- #1
Jrlinton
- 134
- 1
Homework Statement
A conservative force F(x) acts on a 2.0 kg particle that moves along an x axis. The potential energy U(x) associated with F(x) is graphed in the figure. When the particle is at x = 2.0 m, its velocity is –1.2 m/s. (a) What isF(x) at this position, including sign? Between what positions on the (b) left and (c) right does the particle move? (d) What is its particle's speed at x = 7.0 m?
Homework Equations
The Attempt at a Solution
So I started with part d and with the force being conservative I added the potential energy of x=2 (-7J) to its kinetic energy (.5*2kg*(-1.2m/s)^2=1.44J) with its added energy being -5.56 J and set that equal to the potential energy of x=7 (-17J) and its kinetic energy (.5*2kg8v^2) and solved for v to get a speed of 3.38 m/s.

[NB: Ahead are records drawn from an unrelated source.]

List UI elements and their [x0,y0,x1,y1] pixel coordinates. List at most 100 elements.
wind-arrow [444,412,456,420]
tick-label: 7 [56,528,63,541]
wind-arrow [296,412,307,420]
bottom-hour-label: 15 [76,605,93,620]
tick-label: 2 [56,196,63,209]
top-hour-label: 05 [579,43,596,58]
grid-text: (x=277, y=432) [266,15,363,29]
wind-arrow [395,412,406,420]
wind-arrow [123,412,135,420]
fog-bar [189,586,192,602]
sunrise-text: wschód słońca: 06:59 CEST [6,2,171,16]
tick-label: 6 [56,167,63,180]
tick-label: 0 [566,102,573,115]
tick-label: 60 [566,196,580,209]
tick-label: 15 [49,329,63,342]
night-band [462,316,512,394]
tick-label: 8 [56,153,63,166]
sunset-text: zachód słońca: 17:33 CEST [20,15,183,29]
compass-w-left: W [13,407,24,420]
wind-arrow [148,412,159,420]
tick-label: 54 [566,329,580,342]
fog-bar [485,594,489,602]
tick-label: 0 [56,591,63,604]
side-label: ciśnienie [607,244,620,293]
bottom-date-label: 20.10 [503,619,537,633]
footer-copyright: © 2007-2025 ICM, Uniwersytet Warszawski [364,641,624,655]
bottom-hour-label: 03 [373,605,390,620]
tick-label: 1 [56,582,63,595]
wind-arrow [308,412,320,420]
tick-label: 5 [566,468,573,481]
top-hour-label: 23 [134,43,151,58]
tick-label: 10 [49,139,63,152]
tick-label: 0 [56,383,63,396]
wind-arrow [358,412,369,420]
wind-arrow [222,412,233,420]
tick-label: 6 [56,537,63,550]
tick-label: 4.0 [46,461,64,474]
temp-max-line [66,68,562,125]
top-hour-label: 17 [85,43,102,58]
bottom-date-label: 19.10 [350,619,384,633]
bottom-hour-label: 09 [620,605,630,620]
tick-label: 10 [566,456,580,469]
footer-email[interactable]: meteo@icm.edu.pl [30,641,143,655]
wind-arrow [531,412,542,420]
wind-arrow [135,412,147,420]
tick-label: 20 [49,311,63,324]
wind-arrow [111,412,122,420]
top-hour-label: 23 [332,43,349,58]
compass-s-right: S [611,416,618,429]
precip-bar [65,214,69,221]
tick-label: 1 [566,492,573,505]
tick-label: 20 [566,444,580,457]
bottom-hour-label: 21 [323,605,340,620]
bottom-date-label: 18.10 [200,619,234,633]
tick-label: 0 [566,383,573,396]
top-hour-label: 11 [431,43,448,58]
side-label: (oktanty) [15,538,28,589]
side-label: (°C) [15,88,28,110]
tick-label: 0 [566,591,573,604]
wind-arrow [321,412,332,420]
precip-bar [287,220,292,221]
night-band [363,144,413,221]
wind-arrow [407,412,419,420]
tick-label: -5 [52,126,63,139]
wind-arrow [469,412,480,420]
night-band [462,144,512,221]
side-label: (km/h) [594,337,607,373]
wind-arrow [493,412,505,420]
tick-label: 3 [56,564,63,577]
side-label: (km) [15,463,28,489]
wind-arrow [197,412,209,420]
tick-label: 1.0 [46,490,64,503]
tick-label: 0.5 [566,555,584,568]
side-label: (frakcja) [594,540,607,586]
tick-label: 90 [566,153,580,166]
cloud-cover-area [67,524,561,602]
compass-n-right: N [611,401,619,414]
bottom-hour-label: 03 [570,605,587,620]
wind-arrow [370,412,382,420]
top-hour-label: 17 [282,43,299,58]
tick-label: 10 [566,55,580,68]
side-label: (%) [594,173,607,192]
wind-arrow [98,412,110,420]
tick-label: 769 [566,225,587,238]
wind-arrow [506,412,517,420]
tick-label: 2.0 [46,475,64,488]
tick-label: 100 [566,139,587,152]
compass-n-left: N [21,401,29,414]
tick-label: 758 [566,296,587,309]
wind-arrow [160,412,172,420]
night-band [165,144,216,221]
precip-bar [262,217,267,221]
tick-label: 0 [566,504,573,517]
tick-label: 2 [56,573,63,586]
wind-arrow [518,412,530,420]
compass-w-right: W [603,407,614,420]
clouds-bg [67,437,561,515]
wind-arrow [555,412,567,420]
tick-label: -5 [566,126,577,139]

That was incorrect.
I then used the same basic technique to calculate the force at x=2. I saw that the acceleration was constant in that interval and used another point (x=3) in that interval to get a velocity value (-2.54m/s) and finding the difference between the two squared velocities ((-2.54)^2-(-1.2)^2)=5.01) and dividing by twice the distance (2) i got the acceleration to be -2.51 as the velocities were decreasing. I then mulitplied the acceleration by the mass of 2kg to get -5.02 N. This was also incorrect.
I am completely unsure as to how to answer b and c either which would seem that these two would be the simplest to figure out.